Nijjar, 45, a Sikh activist, was shot dead by masked gunmen in Surrey outside Vancouver in June 2023. He was a face of the Khalistan movement, which seeks to carve out an independent Sikh homeland in western India.

New Delhi had long accused Nijjar, a Canadian citizen born in India, of being involved in terrorism, an allegation he denied.

Canadian police have since charged four Indian nationals living in the North American country with Nijjar’s killing. They are all awaiting trial.

India has denied the Canadian allegations as “preposterous”. It reacted furiously when Ottawa first made the allegation last year by briefly suspending visas for Canadians.

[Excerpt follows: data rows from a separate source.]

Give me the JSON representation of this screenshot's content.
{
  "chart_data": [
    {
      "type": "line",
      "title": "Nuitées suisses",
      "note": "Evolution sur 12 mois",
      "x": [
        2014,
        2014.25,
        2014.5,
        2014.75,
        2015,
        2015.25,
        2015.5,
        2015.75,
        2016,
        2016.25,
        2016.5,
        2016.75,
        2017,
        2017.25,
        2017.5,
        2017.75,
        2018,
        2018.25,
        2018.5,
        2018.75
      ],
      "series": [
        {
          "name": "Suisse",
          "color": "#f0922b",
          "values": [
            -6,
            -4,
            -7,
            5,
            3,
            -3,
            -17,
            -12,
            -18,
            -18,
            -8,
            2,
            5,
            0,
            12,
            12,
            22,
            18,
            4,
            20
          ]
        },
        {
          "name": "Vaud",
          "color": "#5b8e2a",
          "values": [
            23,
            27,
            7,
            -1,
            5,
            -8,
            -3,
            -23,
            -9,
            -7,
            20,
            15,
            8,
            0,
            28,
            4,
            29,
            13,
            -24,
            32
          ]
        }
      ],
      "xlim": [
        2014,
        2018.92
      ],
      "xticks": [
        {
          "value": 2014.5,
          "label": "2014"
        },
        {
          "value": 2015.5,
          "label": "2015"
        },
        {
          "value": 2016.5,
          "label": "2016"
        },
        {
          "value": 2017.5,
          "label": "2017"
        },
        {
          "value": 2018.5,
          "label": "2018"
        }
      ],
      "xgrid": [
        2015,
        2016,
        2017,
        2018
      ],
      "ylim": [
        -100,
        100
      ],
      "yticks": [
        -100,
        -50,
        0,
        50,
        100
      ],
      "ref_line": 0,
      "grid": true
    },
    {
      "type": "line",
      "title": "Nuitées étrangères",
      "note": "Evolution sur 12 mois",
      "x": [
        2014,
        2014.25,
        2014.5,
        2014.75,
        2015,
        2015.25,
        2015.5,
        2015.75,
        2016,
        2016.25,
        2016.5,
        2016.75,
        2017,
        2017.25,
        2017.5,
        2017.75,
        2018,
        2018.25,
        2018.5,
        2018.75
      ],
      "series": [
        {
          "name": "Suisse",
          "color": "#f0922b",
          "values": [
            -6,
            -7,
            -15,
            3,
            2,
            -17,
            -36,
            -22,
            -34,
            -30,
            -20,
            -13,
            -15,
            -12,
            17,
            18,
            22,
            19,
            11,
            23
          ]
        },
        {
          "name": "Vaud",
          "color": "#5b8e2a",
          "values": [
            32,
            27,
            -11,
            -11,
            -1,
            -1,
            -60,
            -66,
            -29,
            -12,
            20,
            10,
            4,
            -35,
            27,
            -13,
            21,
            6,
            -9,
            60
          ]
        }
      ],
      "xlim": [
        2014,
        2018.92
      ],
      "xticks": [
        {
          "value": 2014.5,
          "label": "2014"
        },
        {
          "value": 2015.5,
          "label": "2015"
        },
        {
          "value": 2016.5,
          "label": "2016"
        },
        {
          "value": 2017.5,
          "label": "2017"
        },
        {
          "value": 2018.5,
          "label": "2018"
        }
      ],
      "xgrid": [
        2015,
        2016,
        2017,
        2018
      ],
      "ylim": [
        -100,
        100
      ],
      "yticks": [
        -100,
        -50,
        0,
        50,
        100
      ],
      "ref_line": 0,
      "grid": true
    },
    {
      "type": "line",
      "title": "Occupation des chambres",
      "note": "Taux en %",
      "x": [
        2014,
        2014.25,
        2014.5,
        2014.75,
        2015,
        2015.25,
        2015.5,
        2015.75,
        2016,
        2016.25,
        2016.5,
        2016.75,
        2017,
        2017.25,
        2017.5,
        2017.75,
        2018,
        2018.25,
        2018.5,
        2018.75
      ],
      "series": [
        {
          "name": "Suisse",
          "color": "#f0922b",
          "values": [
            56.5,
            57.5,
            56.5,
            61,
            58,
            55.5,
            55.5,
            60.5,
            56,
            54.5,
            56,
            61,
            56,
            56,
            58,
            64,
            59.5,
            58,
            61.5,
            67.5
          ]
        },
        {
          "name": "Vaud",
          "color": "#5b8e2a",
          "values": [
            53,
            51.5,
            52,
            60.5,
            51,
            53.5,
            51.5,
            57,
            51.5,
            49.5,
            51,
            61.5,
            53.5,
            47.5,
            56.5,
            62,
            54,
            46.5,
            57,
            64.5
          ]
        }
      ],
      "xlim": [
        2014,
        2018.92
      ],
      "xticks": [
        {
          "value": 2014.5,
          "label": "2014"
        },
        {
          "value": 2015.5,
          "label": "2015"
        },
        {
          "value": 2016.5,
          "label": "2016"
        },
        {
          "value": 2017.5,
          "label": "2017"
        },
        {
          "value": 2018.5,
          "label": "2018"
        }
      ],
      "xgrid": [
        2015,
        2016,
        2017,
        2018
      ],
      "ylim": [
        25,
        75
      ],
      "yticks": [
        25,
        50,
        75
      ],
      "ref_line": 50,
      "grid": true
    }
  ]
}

Bilateral ties hit a nadir when Canada expelled six Indian diplomats earlier this month, accusing them of involvement in the killing. New Delhi, in a tit-for-tat move, expelled six Canadian diplomats.

This month, prime minister Justin Trudeau and the Royal Canadian Mounted Police went public with allegations that Indian diplomats were targeting Sikh separatists in the country by sharing information about them with New Delhi.

Top Indian officials, in turn, were giving the information to organised crime groups to extort, intimidate and even murder Canadian Sikh activists, they said.

India is the top source for temporary foreign workers and international students moving to Canada but a backlog of applications has built up since Mr Trudeau’s allegations last year.